To investigate 1. whether an intelligent computer system could obtain a performance in labour management comparable with experts when using cardiotocograms (CTGs), patient information, and fetal blood sampling and 2. whether experts could be consistent and agree in their management of labour.


An intelligent computer system and 17 clinicians experienced in fetal monitoring from 16 centres in the UK.


Fifty cases with complete intrapartum CTGs and clinical data were reviewed by each expert and the system independently on two occasions, at least one month apart. Each CTG was scored in 15 min segments according to a protocol and estimates of the cervical dilatation and fetal scalp blood pH were given when requested.


Consistency and agreement in the recorded scores, agreement and timing of cases recommended for caesarean sections, fetal blood sampling rates, intervention in cases with poor outcome and intervention in cases with good clinical outcome.


The system: 1. Agreed with experts well and significantly better than chance (67.33%, kappa = 0.31, P << 0.001). 2. Was highly consistent (99.16%, kappa = 0.98, P << 0.001) when used by two operators independently. 3. Recommended no unnecessary intervention in cases with normal delivery and good condition (cord artery pH > 7.15, vein pH > 7.20, 5 min Apgar > or = 9 and no resuscitation). This was better than all but two of the experts. 4. Recommended delivery by caesarean section in 11 cases; at least 15 of the 17 experts in each review also recommended caesarean section delivery in these cases.
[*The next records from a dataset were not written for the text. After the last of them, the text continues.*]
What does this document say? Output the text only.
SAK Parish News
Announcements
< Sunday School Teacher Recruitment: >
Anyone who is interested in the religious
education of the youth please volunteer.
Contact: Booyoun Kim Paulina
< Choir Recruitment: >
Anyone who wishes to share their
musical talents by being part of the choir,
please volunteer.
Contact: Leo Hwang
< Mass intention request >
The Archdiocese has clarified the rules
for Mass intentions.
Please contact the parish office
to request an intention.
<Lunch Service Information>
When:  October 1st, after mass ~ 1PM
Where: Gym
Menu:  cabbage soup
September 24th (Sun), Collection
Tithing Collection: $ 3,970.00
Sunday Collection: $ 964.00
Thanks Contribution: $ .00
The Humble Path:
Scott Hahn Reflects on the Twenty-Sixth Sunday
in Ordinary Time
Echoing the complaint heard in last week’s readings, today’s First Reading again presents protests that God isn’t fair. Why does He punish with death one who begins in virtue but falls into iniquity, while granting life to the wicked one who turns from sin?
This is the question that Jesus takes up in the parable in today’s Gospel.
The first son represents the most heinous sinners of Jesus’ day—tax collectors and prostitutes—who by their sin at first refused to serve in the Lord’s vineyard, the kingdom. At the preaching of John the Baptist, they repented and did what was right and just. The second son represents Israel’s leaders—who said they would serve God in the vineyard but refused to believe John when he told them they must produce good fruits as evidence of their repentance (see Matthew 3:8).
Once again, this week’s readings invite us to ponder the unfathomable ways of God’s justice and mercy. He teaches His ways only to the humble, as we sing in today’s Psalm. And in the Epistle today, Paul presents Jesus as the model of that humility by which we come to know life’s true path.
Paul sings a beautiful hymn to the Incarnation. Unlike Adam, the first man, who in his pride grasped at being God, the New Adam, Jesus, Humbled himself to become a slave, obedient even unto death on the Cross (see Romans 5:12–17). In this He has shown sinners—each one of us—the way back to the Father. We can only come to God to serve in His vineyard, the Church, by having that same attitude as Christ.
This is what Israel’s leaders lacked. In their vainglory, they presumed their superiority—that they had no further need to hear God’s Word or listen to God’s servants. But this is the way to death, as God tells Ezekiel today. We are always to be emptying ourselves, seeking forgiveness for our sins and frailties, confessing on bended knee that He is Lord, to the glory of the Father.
The majority did so within 15 min of the system and two-thirds did so within 30 min. 5. Identified as many of the birth asphyxiated cases (cord arterial pH < 7.05 and BDecf > or = 12, and Apgar score at 5 min < or = 7 with neonatal morbidity) as the majority of experts and one more than was acted upon clinically. The experts were found to be consistent and to agree. There was good agreement in the cases and the timing of caesarean section recommendations. The majority of experts did not recommend operative intervention in cases which had a normal delivery and good outcome, but did recommend operative interventions in 10 of 12 cases delivered with cord arterial pH < 7.05. However, in one of the cases delivered with birth asphyxia, 14 of the 17 experts and the system failed to recommend intervention.


The system's performance was found to be indistinguishable from the experts' in the 50 cases examined, but it was more consistent. This demonstrates the potential for an intelligent computer system to improve the interpretation of the CTG and decrease intervention. Furthermore, the good performance of most experts in this study demonstrates the potential effectiveness of the CTG and raises important questions regarding why the CTG has fallen short of expectations in current practice.